STIs are completely common and educating ourselves on their prevalence and treatment options is so very important when we are having active sex lives (even if we are abstinent, knowledge is power people!). But let’s face it; STIs do get a bad rep (as does any infection or disease we can contract). For the sake of not excluding those individuals that do have or have had STIs let’s view them as a sort of cold, we do not necessarily want to get them but when we do there are many ways we can take care of ourselves. Many STIs are curable and every STI is treatable, so with the right protection having a normal sex life is totally possible post-diagnoses. That being said, if we use condoms and practice informed consent with each one of our partners, we can stop the spread of many of these infections and diseases in general. On UW-Madison’s campus, the four most common STIs are Chlamydia, Molluscum Contagiosum, HPV, and Herpes. For the fluid-bound STIs (i.e. Chlamydia), condoms are 98 percent effective for preventing spreading infections. For the skin-to-skin contact ones (i.e. Molluscum, HPV, Herpes) condoms are roughly 70 percent effective in preventing spreading the infections. While the only sure-fire way to prevent passing along STIs is through total abstinence, these relatively thin pieces of latex magic give us really good odds for protecting ourselves. When used perfectly, condoms are 98 percent effective at preventing unwanted pregnancies. So I think we can all agree together that sex with condoms takes out so much risk.

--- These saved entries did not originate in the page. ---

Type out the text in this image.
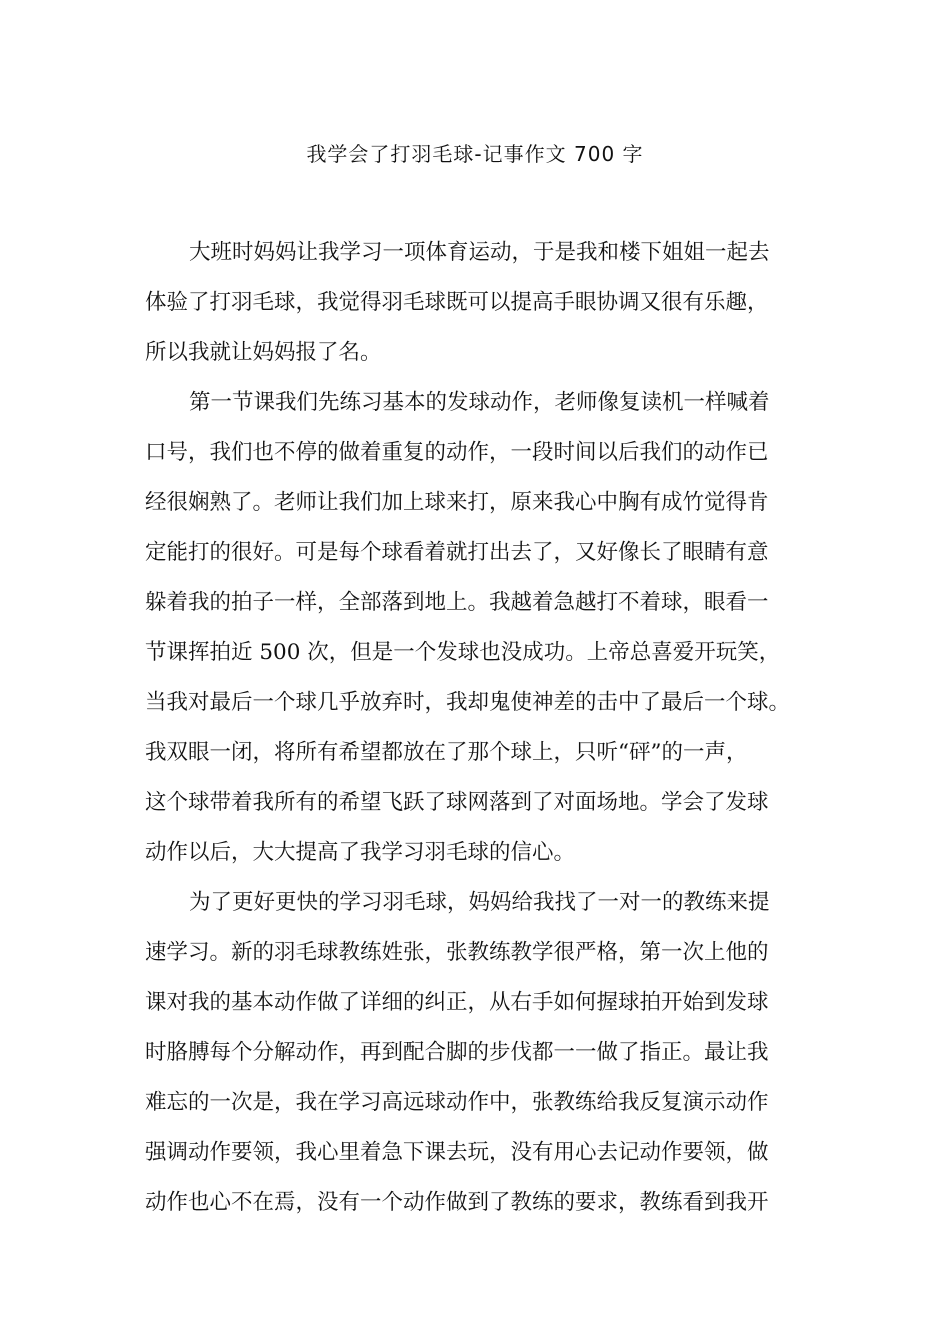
我学会了打羽毛球-记事作文 700 字
大班时妈妈让我学习一项体育运动，于是我和楼下姐姐一起去
体验了打羽毛球，我觉得羽毛球既可以提高手眼协调又很有乐趣，
所以我就让妈妈报了名。
第一节课我们先练习基本的发球动作，老师像复读机一样喊着
口号，我们也不停的做着重复的动作，一段时间以后我们的动作已
经很娴熟了。老师让我们加上球来打，原来我心中胸有成竹觉得肯
定能打的很好。可是每个球看着就打出去了，又好像长了眼睛有意
躲着我的拍子一样，全部落到地上。我越着急越打不着球，眼看一
节课挥拍近 500 次，但是一个发球也没成功。上帝总喜爱开玩笑，
当我对最后一个球几乎放弃时，我却鬼使神差的击中了最后一个球。
我双眼一闭，将所有希望都放在了那个球上，只听“砰”的一声，
这个球带着我所有的希望飞跃了球网落到了对面场地。学会了发球
动作以后，大大提高了我学习羽毛球的信心。
为了更好更快的学习羽毛球，妈妈给我找了一对一的教练来提
速学习。新的羽毛球教练姓张，张教练教学很严格，第一次上他的
课对我的基本动作做了详细的纠正，从右手如何握球拍开始到发球
时胳膊每个分解动作，再到配合脚的步伐都一一做了指正。最让我
难忘的一次是，我在学习高远球动作中，张教练给我反复演示动作
强调动作要领，我心里着急下课去玩，没有用心去记动作要领，做
动作也心不在焉，没有一个动作做到了教练的要求，教练看到我开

Let’s review together what we have learned today, folks: Not only can certain condoms enhance our sex lives, they can also help protect our bodies from STIs and unwanted pregnancies. That sounds worth the “discomfort” to me…
Isn’t sex so much sexier when we take the risk out of it?

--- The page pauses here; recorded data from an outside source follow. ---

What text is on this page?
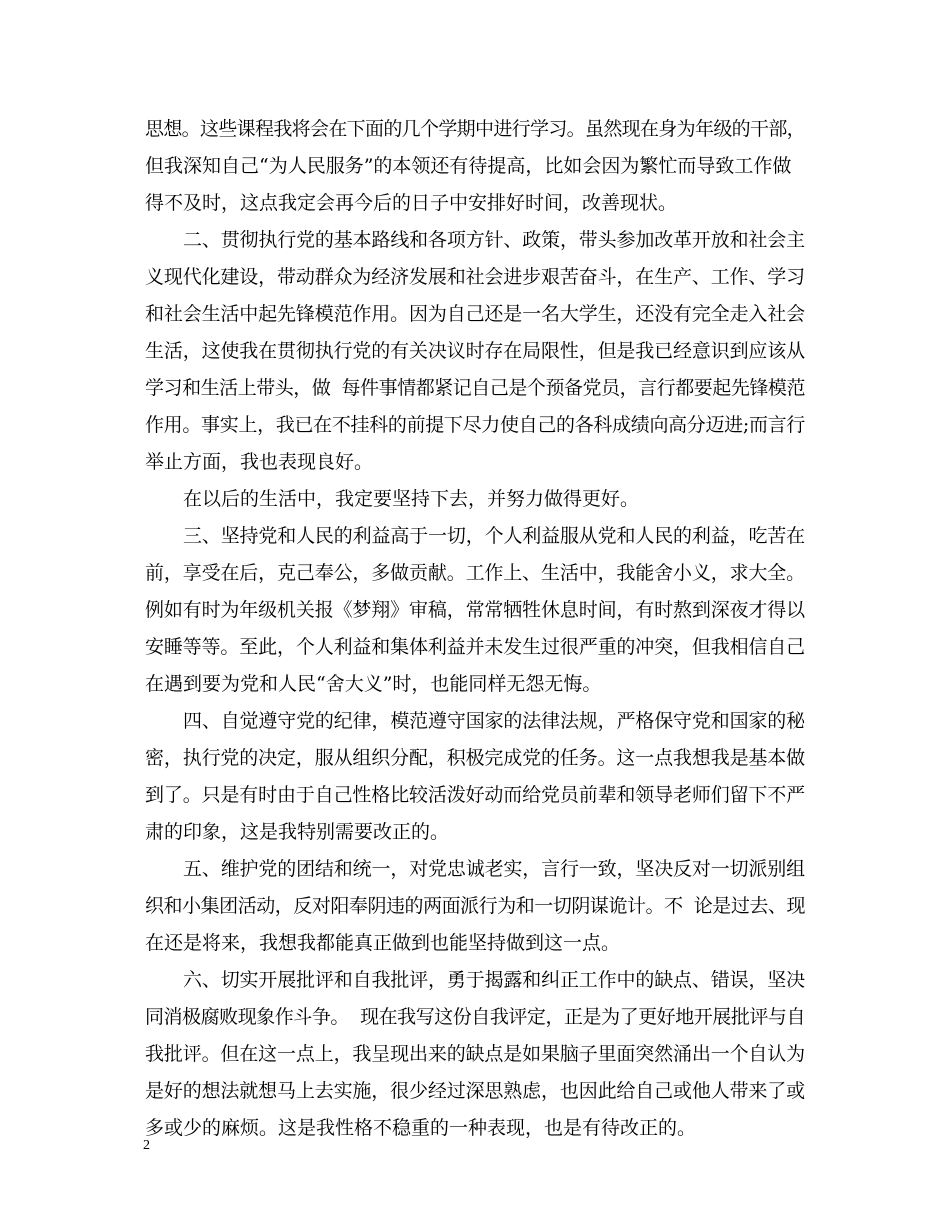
思想。这些课程我将会在下面的几个学期中进行学习。虽然现在身为年级的干部，
但我深知自己“为人民服务”的本领还有待提高，比如会因为繁忙而导致工作做
得不及时，这点我定会再今后的日子中安排好时间，改善现状。
二、贯彻执行党的基本路线和各项方针、政策，带头参加改革开放和社会主
义现代化建设，带动群众为经济发展和社会进步艰苦奋斗，在生产、工作、学习
和社会生活中起先锋模范作用。因为自己还是一名大学生，还没有完全走入社会
生活，这使我在贯彻执行党的有关决议时存在局限性，但是我已经意识到应该从
学习和生活上带头，做  每件事情都紧记自己是个预备党员，言行都要起先锋模范
作用。事实上，我已在不挂科的前提下尽力使自己的各科成绩向高分迈进;而言行
举止方面，我也表现良好。
在以后的生活中，我定要坚持下去，并努力做得更好。
三、坚持党和人民的利益高于一切，个人利益服从党和人民的利益，吃苦在
前，享受在后，克己奉公，多做贡献。工作上、生活中，我能舍小义，求大全。
例如有时为年级机关报《梦翔》审稿，常常牺牲休息时间，有时熬到深夜才得以
安睡等等。至此，个人利益和集体利益并未发生过很严重的冲突，但我相信自己
在遇到要为党和人民“舍大义”时，也能同样无怨无悔。
四、自觉遵守党的纪律，模范遵守国家的法律法规，严格保守党和国家的秘
密，执行党的决定，服从组织分配，积极完成党的任务。这一点我想我是基本做
到了。只是有时由于自己性格比较活泼好动而给党员前辈和领导老师们留下不严
肃的印象，这是我特别需要改正的。
五、维护党的团结和统一，对党忠诚老实，言行一致，坚决反对一切派别组
织和小集团活动，反对阳奉阴违的两面派行为和一切阴谋诡计。不  论是过去、现
在还是将来，我想我都能真正做到也能坚持做到这一点。
六、切实开展批评和自我批评，勇于揭露和纠正工作中的缺点、错误，坚决
同消极腐败现象作斗争。  现在我写这份自我评定，正是为了更好地开展批评与自
我批评。但在这一点上，我呈现出来的缺点是如果脑子里面突然涌出一个自认为
是好的想法就想马上去实施，很少经过深思熟虑，也因此给自己或他人带来了或
多或少的麻烦。这是我性格不稳重的一种表现，也是有待改正的。
2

Sure, while condom-free sex can be a little bit more intimate, there is absolutely no reason that condoms should be seen as roadblocks to good sex. The Sex Out Loud office (located on the 3rd floor of the SAC) here on campus is full of different types of free condoms and lubes that can enhance any sex life. Studded condoms, thin condoms, extra-large condoms; you name it, they have it. Stop letting hegemonic, scientifically false myths get in the way of your sex life.
As Lil Wayne once suggested, wrap it up!
“Safe sex is great sex; better wear a latex cause you don’t want that late text, that ‘I think I’m late’ text. So wrap it!”